Clueless House Speaker Nancy Pelosi says more money may be needed for banks:

Speaking on ABC’s “This Week,” Pelosi resisted the notion that the government would nationalize some banks, but when asked whether more funds would be needed above those already approved for the TARP, she said that “some increased investment” in return for equity might be necessary.
“Change has to happen in terms of what is done, what the transparency of it is, what the accountability of it is,” Pelosi said. “Only then would we be able to pass any additional funding.”
With banks reporting ever-increasing losses, Wall Street has been hoping for new plans to tackle the financial crisis from the newly arrived administration of President Barack Obama.
But some segments of the public, especially those who own financial stocks, fear that the government might seize ailing banks, getting rid of their bad assets and making a profit where possible but also wiping out their shareholders.

Whoever still owns bank shares has to be out of his mind. Dump that crap. The government will dilute your holdings and destroy your wealth. House Speaker Nancy Pelosi is the epitome of bureaucratic arrogance. She has absolutely no idea what she is talking about. Her unquestioning bailout policy will be instrumental to the destruction of the US economy.

TARP I hasn’t worked. And before even embarking upon TARP II, which will also not work of course, we are being prepped for yet more bank bailout money. I hope people will hold Pelosi and other enablers accountable once we see the inevitable consequences. Not a single thing she suggests will in the slightest fix our problems. It will perpetuate and aggravate them. My only wish is that people don’t pretend to be surprised once the painful collapse occurs.

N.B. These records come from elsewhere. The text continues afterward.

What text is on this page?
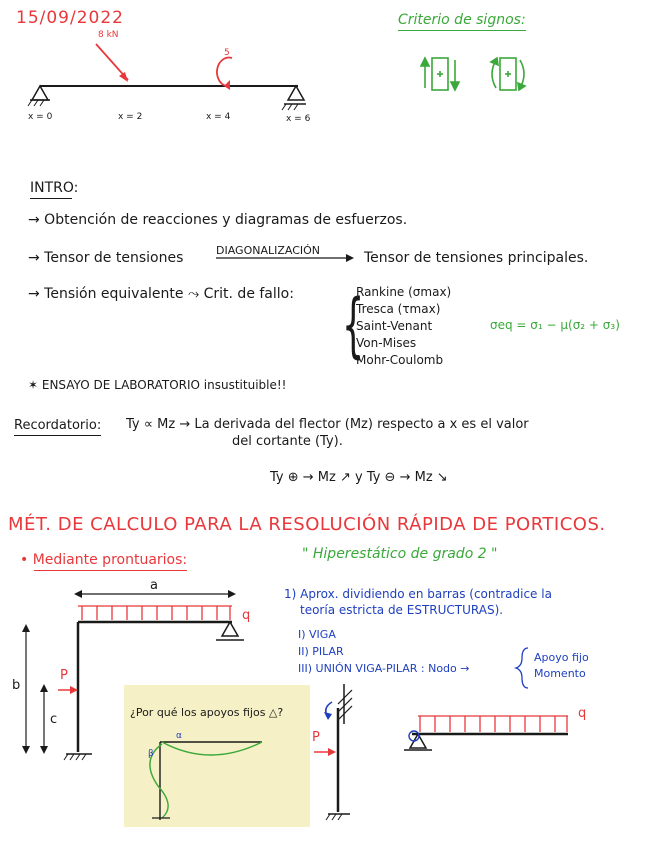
15/09/2022	Criterio de signos:
8 kN
5
x = 0	x = 2	x = 4	x = 6
INTRO:
→ Obtención de reacciones y diagramas de esfuerzos.
→ Tensor de tensiones	DIAGONALIZACIÓN	Tensor de tensiones principales.
→ Tensión equivalente ⤳ Crit. de fallo: {
Rankine (σmax)
Tresca (τmax)
Saint-Venant
Von-Mises
Mohr-Coulomb
σeq = σ₁ − μ(σ₂ + σ₃)
✶ ENSAYO DE LABORATORIO insustituible!!
Recordatorio: Ty ∝ Mz → La derivada del flector (Mz) respecto a x es el valor
del cortante (Ty).
Ty ⊕ → Mz ↗ y Ty ⊖ → Mz ↘
MÉT. DE CALCULO PARA LA RESOLUCIÓN RÁPIDA DE PORTICOS.
• Mediante prontuarios:	" Hiperestático de grado 2 "
1) Aprox. dividiendo en barras (contradice la
teoría estricta de ESTRUCTURAS).
I) VIGA
II) PILAR
III) UNIÓN VIGA-PILAR : Nodo →
Apoyo fijo
Momento
a
q
b
c
P
P
q
β
α
¿Por qué los apoyos fijos △?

Vice-President Joseph Biden said Sunday on CBS’s “Face the Nation” that Timothy Geihtner, who is expected to be confirmed Monday as Treasury Secretary, will first try to get more funding for TARP to help the banks.

Of course he will. It’s probably futile to point out that Geithner was making statements to the contrary just a few days ago:

Geithner also said Treasury had no current plans to request additional bailout money beyond the existing $700 billion already authorized, but said the situation was “dynamic” and required careful monitoring.

I have low expectations and hence do not expect anything else than more lies and deceit. Of course all these measures were and are bound to fail as already pointed time and again.

Unfortunately we have a fascinating propensity to keep listening to those people who have been, without a single exception, wrong on what they have been saying, again and again.

Everyone should pull out their money from US assets and put them into gold or silver. I still believe Silver has Bottomed out and reversed its trend. An interesting trend has emerged last week: The Dollar rose against the Euro and the Pound but at the same time gold and silver still went up in Dollar terms. This is a very strong sign of global delevaraging coupled with save haven investments. Since governments abroad are not acting any better, the current Dollar strength will likely continue for a little while. However, regardless of that, in absolute terms holding US Dollars in cash is a much bigger gamble than holding hard assets.